Sept. 8, 2005
When Mark Leroux was hired last June as the sixth head men's golf coach in University of Missouri history, he sought to do what he had done at his previous job at Austin Peay: Take a program near the basement of the conference in terms of budget and results, and bring them up to the conference elite.
Leroux and his squad did just that in his first year, breaking every record on the school charts and leading the Tigers to their first NCAA National Championships appearance in 19 years.
What's even more remarkable about the turnaround is that it didn't occur in a season - it happened in the span of just a couple of months.
The season started out slowly in the fall, as the Tigers finished third-to-last in each of their first three tournaments. As much as they struggled, though, it would be the last time MU would not finish in the top 10 of a tournament until the final weekend of the season.
At the Mizzou-hosted Missouri Bluffs Intercollegiate in St. Charles, junior Ben Scott posted his first of eight top-10 finishes on the year with a third-place showing. That matched MU's third-place performance, the first of seven top-four finishes the Tigers would earn over the course of the season.
At MU's final tournament of the fall season, the Tigers finished fourth at Stanford with the third-best tournament score in school history.
Scott started off the spring season in fine fashion at the Matlock Invitational in Lakeland, Fla., sharing medalist honors for his first career tournament title and the first by a Tiger since Mark McBride in 2001.
Fellow junior Chris Mabry started to pick up the slack the next several weeks, as he was the Tigers' top finisher in each of the next four tournaments.
Scott joined Mabry in a tie for eighth place at the Stevinson Ranch Invitational in California late in March, and the team's fourth-place finish seemed to be the starting point for a stretch run that had the Tigers poised for a surprise berth to the NCAA Regional Championships, which would be just the program's seventh in the 17 years of the current qualification format.

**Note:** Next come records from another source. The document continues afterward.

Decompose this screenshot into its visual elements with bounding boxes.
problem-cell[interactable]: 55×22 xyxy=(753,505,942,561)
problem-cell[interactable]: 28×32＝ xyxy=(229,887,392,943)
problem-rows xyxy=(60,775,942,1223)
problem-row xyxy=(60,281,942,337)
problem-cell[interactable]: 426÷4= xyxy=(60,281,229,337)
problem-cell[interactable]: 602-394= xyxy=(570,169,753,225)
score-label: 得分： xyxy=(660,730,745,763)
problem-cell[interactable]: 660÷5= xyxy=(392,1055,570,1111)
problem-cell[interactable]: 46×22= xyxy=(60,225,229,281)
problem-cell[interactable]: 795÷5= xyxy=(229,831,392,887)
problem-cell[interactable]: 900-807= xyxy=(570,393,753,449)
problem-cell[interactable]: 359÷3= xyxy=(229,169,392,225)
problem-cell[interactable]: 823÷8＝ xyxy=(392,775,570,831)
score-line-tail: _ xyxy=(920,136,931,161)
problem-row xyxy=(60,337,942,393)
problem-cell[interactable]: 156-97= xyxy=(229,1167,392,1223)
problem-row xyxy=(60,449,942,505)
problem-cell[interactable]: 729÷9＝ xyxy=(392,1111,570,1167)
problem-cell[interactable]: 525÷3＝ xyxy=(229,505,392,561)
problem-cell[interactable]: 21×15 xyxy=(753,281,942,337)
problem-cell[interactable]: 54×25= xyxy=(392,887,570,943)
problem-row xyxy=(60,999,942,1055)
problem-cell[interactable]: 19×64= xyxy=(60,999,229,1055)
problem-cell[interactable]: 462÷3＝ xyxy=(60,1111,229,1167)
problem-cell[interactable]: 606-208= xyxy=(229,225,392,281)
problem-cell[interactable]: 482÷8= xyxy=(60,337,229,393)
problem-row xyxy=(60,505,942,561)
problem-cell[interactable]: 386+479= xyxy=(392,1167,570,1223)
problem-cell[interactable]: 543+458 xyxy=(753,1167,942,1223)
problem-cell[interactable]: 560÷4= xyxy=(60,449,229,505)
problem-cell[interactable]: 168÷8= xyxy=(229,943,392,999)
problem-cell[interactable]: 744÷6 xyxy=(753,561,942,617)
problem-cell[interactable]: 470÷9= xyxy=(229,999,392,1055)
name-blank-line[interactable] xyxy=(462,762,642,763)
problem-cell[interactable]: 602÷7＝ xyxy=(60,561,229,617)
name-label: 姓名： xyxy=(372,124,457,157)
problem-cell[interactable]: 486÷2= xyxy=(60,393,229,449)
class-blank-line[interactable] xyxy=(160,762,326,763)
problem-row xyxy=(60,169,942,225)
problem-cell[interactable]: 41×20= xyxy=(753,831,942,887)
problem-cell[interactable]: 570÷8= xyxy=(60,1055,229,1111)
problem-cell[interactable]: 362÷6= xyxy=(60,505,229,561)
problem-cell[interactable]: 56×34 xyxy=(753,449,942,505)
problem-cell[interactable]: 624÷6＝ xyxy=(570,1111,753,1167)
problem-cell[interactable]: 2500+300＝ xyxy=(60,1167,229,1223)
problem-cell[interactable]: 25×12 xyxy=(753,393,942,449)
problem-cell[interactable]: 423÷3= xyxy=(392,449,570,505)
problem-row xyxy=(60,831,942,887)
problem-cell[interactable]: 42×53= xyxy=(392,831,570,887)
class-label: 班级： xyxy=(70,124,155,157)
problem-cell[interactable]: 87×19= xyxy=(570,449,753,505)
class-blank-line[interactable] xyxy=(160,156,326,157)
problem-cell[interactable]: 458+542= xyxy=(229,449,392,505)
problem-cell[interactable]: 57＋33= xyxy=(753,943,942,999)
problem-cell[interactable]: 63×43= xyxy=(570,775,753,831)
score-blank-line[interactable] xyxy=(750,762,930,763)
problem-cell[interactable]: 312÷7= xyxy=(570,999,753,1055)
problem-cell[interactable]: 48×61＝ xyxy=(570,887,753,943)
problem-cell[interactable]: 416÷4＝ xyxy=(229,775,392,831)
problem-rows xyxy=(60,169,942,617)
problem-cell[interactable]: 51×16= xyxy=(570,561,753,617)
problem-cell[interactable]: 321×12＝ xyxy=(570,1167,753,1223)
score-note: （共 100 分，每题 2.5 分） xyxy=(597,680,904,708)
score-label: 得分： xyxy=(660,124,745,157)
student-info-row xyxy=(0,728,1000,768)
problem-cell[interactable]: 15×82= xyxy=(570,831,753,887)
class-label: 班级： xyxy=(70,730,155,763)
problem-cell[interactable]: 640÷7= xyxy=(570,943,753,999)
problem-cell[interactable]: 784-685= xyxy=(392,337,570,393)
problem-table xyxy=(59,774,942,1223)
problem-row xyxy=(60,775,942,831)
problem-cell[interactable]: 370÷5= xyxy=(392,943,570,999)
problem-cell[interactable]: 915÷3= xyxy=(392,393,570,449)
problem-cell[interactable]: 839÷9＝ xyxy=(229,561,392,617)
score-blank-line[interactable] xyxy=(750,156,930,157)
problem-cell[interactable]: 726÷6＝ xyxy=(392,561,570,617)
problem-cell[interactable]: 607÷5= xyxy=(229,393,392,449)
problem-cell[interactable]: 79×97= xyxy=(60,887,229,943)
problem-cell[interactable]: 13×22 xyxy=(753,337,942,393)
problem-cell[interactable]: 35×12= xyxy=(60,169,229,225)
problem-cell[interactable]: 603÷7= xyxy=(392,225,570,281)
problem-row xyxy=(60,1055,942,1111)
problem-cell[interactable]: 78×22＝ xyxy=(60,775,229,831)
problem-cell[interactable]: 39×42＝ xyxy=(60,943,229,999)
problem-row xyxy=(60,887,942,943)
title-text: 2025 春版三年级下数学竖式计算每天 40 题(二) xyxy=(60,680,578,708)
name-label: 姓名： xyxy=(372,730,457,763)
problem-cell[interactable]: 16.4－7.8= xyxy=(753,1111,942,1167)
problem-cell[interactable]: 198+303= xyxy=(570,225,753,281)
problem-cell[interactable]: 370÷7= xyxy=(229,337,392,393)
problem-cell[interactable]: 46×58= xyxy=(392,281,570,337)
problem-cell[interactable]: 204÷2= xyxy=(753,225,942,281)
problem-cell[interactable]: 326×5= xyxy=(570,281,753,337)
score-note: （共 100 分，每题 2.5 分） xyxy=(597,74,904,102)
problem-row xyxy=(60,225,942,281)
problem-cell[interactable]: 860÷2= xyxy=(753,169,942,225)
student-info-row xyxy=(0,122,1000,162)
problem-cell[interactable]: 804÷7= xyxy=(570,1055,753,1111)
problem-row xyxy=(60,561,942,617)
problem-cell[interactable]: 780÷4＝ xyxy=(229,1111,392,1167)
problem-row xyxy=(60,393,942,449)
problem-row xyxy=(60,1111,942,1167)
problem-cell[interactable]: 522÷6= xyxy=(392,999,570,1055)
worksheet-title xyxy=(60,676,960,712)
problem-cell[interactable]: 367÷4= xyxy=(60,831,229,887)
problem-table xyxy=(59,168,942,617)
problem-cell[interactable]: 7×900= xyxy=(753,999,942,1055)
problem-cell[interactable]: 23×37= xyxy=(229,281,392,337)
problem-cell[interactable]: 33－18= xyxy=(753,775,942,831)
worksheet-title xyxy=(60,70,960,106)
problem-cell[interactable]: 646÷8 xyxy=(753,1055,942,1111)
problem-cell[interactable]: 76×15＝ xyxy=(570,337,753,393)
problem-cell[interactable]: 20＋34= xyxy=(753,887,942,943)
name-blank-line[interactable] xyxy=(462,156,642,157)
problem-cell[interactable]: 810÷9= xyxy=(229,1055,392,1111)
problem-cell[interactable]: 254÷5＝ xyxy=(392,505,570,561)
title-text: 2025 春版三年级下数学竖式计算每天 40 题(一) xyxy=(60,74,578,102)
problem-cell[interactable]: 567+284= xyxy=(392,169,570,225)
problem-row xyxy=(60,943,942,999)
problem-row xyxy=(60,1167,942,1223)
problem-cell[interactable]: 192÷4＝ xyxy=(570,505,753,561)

The month of April then saw perhaps the best month of golf by a Mizzou quintet in the program's 79-year history. It started with a dominating wire-to-wire victory at the Belmont Invitational. Mabry and sophomore Shawn Jasper each scorched the Vanderbilt Legends Club for school-record rounds of eight-under-par 63 to begin the tournament. Mabry went on to break the school 54-hole record, set by All-American Stan Utley in 1983, by five strokes. [Jasper also bettered Utley's record.]
Mizzou's 35-stroke victory was the first since 2003, and the first spring-season title since 1995. It also propelled the Tigers to a win two weeks later at Purdue, marking the first time in 10 years that Mizzou won two tournaments in the same semester.

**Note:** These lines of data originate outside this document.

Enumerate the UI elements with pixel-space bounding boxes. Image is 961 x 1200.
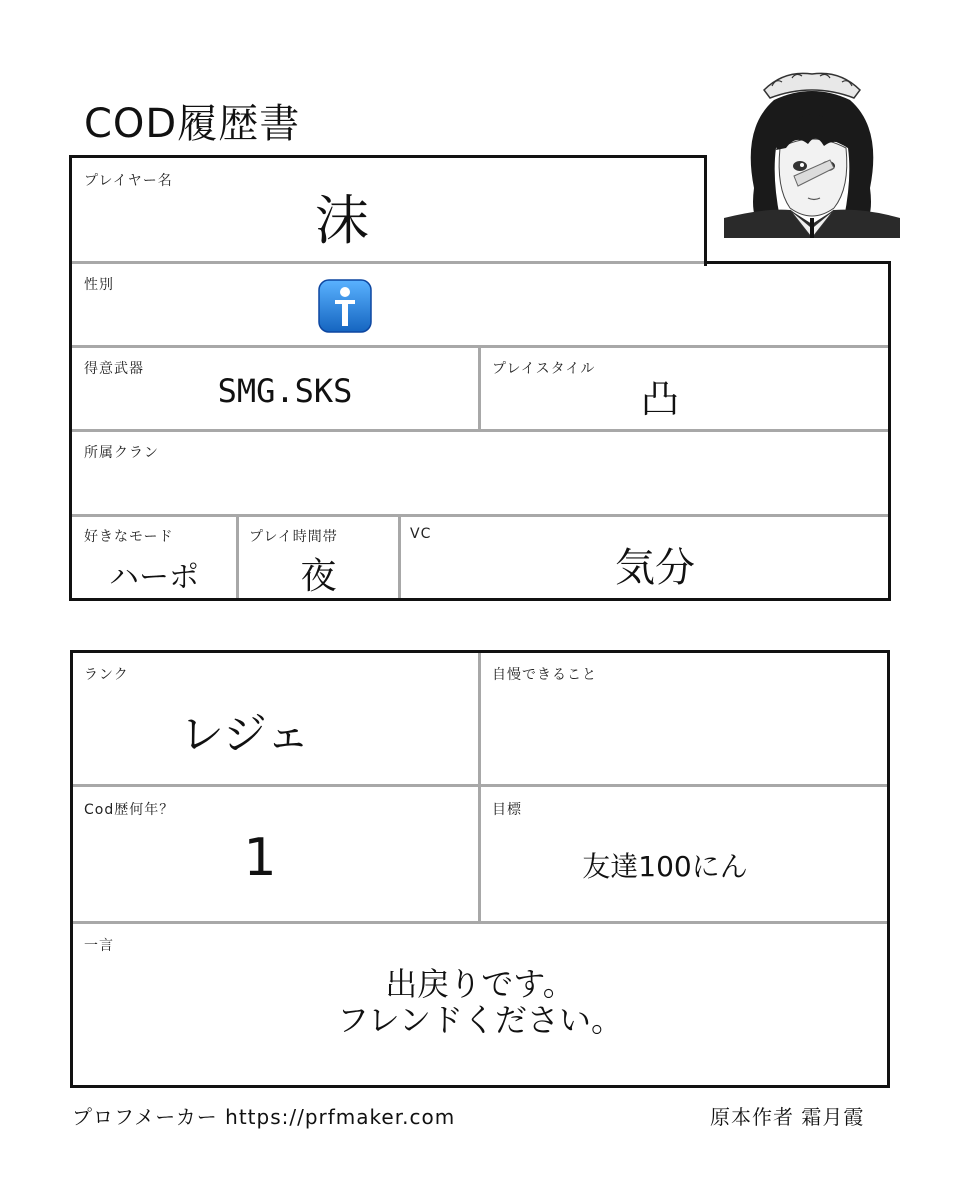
avatar [724, 68, 900, 238]
weapon-value: SMG.SKS [217, 372, 353, 410]
playstyle-value: 凸 [640, 377, 679, 421]
vc-label: VC [410, 526, 432, 542]
footer-author: 原本作者 霜月霞 [710, 1105, 865, 1129]
playstyle-label: プレイスタイル [492, 361, 596, 377]
player-name-label: プレイヤー名 [84, 173, 173, 189]
vc-value: 気分 [615, 545, 695, 591]
years-value: 1 [243, 828, 277, 888]
gender-label: 性別 [84, 277, 114, 293]
time-label: プレイ時間帯 [249, 529, 338, 545]
years-label: Cod歴何年？ [84, 802, 175, 818]
rank-label: ランク [84, 667, 129, 683]
time-value: 夜 [300, 556, 337, 597]
clan-label: 所属クラン [84, 445, 159, 461]
goal-value: 友達100にん [582, 850, 748, 883]
information-emoji-icon [317, 278, 373, 334]
weapon-label: 得意武器 [84, 361, 144, 377]
comment-label: 一言 [84, 938, 114, 954]
player-name-value: 沫 [315, 189, 369, 252]
comment-line-1: 出戻りです。 [385, 965, 575, 1003]
pride-label: 自慢できること [492, 667, 597, 683]
footer-credit: プロフメーカー https://prfmaker.com [72, 1105, 456, 1129]
mode-label: 好きなモード [84, 529, 174, 545]
comment-line-2: フレンドください。 [337, 1001, 623, 1039]
mode-value: ハーポ [109, 560, 199, 595]
rank-value: レジェ [179, 709, 311, 760]
page-title: COD履歴書 [84, 101, 301, 147]
goal-label: 目標 [492, 802, 522, 818]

Leroux's charges rolled into the Big 12 Championships with a head full of steam, but were riding against history: Missouri had only once in the previous eight years finished finished higher than eighth, and that was a fifth-place showing. The pre-tournament seeding agreed, as MU was slotted ninth. The Tigers were undaunted, though, going wire-to-wire in third place for the school's best-ever Big 12 finish, and MU's best overal placing in a conference tournament since 1988. Scott (fifth) and Jasper (seventh) led the Tiger charge individually.
What seemed in doubt less than two months earlier - not to mention back in June - turned into a mere formality in early May, as the Tigers were selected to compete in the NCAA Central Regional. With a No. 21 seed and low expectations, the Tigers continued to persevere, placing third after each of the first two rounds and tying for sixth after the final loop of the Warren Course at Notre Dame. That propelled the Tigers to their first NCAA National Championships appearance since 1986.
In Baltimore, Md., Mizzou finished 20th as a team - the best finish since the Utley-led 1984 squad placed 14th - and Jasper was the first Missouri golfer to make the final-round cut. His tie for 16th place earned him All-America Honorable Mention accolades.
The team's strong play continued into the summer: John Kelly was the runner-up at the Missouri State Amateur, and Mabry and Jasper qualified for the 105th U.S. Amateur at Merion GC.